Forty-year-old thrift shop network has generated $167 million for MCC

By Gladys Terichow | Mennonite Central Committee
Altona, Man.

Forty years ago, four women in the southern Manitoba community of Altona opened a thrift shop to raise funds for Mennonite Central Committee (MCC). It was the beginning of a network that has grown to 56 shops across Canada and 57 in the U.S. that have generated $167 million for the work of MCC.

“This is unbelievable,” exclaims Linie Friesen, 90, one of the founders of the Altona shop, which opened on March 17, 1972. “Our mustard seed has turned into a big tree and it is still growing,”

Friesen, who was a regular volunteer at the shop until a year ago, says the seemingly insignificant beginnings of MCC thrift shops and their steady growth remind her of how the blessings of God can turn small contributions into miraculous growth. “I think it has grown beyond our wildest dreams and hopes,” she says. “The Lord has blessed our efforts. It is just a remarkable thing.”

Reflecting on the early years, Friesen recalls her friend Selma Loewen, who had attended the MCC Manitoba annual meeting in February 1972. There, Loewen heard John Hostetler, then director of MCC’s material resources program, report that the ministry was reducing shipments of used clothing for overseas distribution.

Hostetler was also the one who made the now legendary statement: “What we need is a machine that will turn clothing into cash.”

Within a few days of the 1972 meeting, Loewen had invited Friesen and two other friends, Sara Stoesz and Susan Giesbrecht, to her home, where they discussed the idea of selling used goods locally and donating the proceeds to MCC. Friesen said that women’s groups contributed $125 to cover the first month’s rent of the shop, known back then as the Altona Community Self Help Centre. A month later, a thrift shop opened in Steinbach and later that year two shops opened in Winnipeg. These four shops contributed $6,300 to MCC in 1972.

Their remarkable success inspired people from Mennonite churches in other Manitoba communities to open thrift shops, and in 1974 thrift shops opened in Saskatchewan, Ontario and Ohio. In the early years, most shops were started and administered by women, but it didn’t take too long before men became involved in the shops, Friesen recalls.
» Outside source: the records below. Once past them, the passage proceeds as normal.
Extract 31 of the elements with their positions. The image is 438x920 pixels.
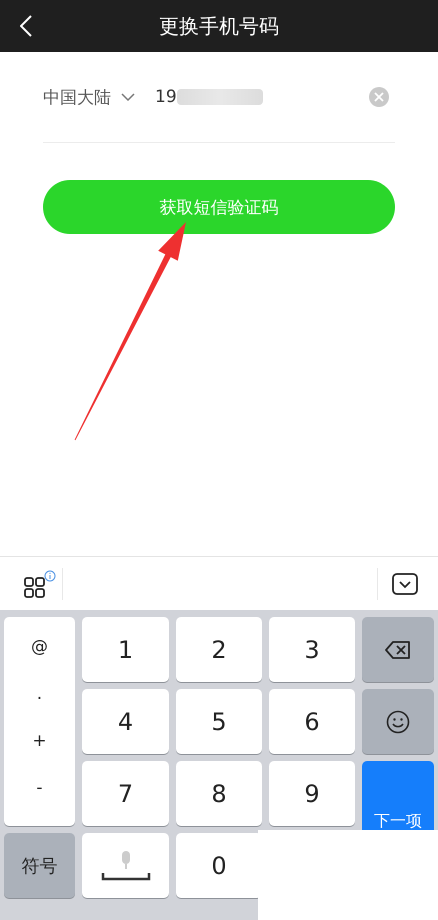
grid-icon [24,570,56,598]
space-key[interactable] [82,833,169,898]
close-icon [374,92,384,102]
digit-key[interactable]: 1 [82,617,169,682]
collapse-icon [392,572,418,594]
symbol-key[interactable]: . [20,680,60,708]
digit-key[interactable]: 9 [269,761,355,826]
region-selector[interactable]: 中国大陆 [43,86,135,108]
apps-button[interactable] [24,570,56,598]
digit-key[interactable]: 7 [82,761,169,826]
delete-key[interactable] [362,617,434,682]
hide-keyboard-button[interactable] [392,572,418,594]
digit-key[interactable]: 2 [176,617,262,682]
digit-key[interactable]: 5 [176,689,262,754]
symbols-key[interactable]: 符号 [4,833,75,898]
smiley-icon [386,710,410,734]
digit-key[interactable]: 4 [82,689,169,754]
digit-key[interactable]: 3 [269,617,355,682]
emoji-key[interactable] [362,689,434,754]
digit-key[interactable]: 6 [269,689,355,754]
symbol-key[interactable]: - [20,774,60,802]
next-key[interactable]: 下一项 [362,761,434,831]
back-icon [20,15,32,37]
chevron-down-icon [121,93,135,101]
symbol-key[interactable]: @ [20,632,60,661]
digit-key[interactable]: 8 [176,761,262,826]
page-title: 更换手机号码 [159,12,279,40]
microphone-space-icon [100,848,150,882]
phone-input-field[interactable]: 19 [155,82,369,112]
backspace-icon [385,640,411,658]
symbol-key[interactable]: + [20,727,60,756]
Thrift shops not only generate funds for MCC; they are also an integral part of local communities, says Stoesz, 81, who still spends two hours almost every day sorting and pricing items. The many benefits of the shops include the availability of affordable goods, reusing and recycling items that would otherwise be thrown away, and meaningful opportunities for people to get to know each other and contribute to worthwhile causes.

“I have made a lot of friends here I didn’t know before,” says Stoesz. “It is very enriching to volunteer at an MCC thrift shop. It is fulfilling because it is helping others—at home and overseas.”

People donating items to MCC thrift shops, buying items or volunteering may feel their contributions are inconsequential. But Friesen emphasizes that the success of MCC shops demonstrates that collectively these efforts make a difference in local communities and around the world. Last year, the shops in Canada alone contributed $7.2 million to MCC.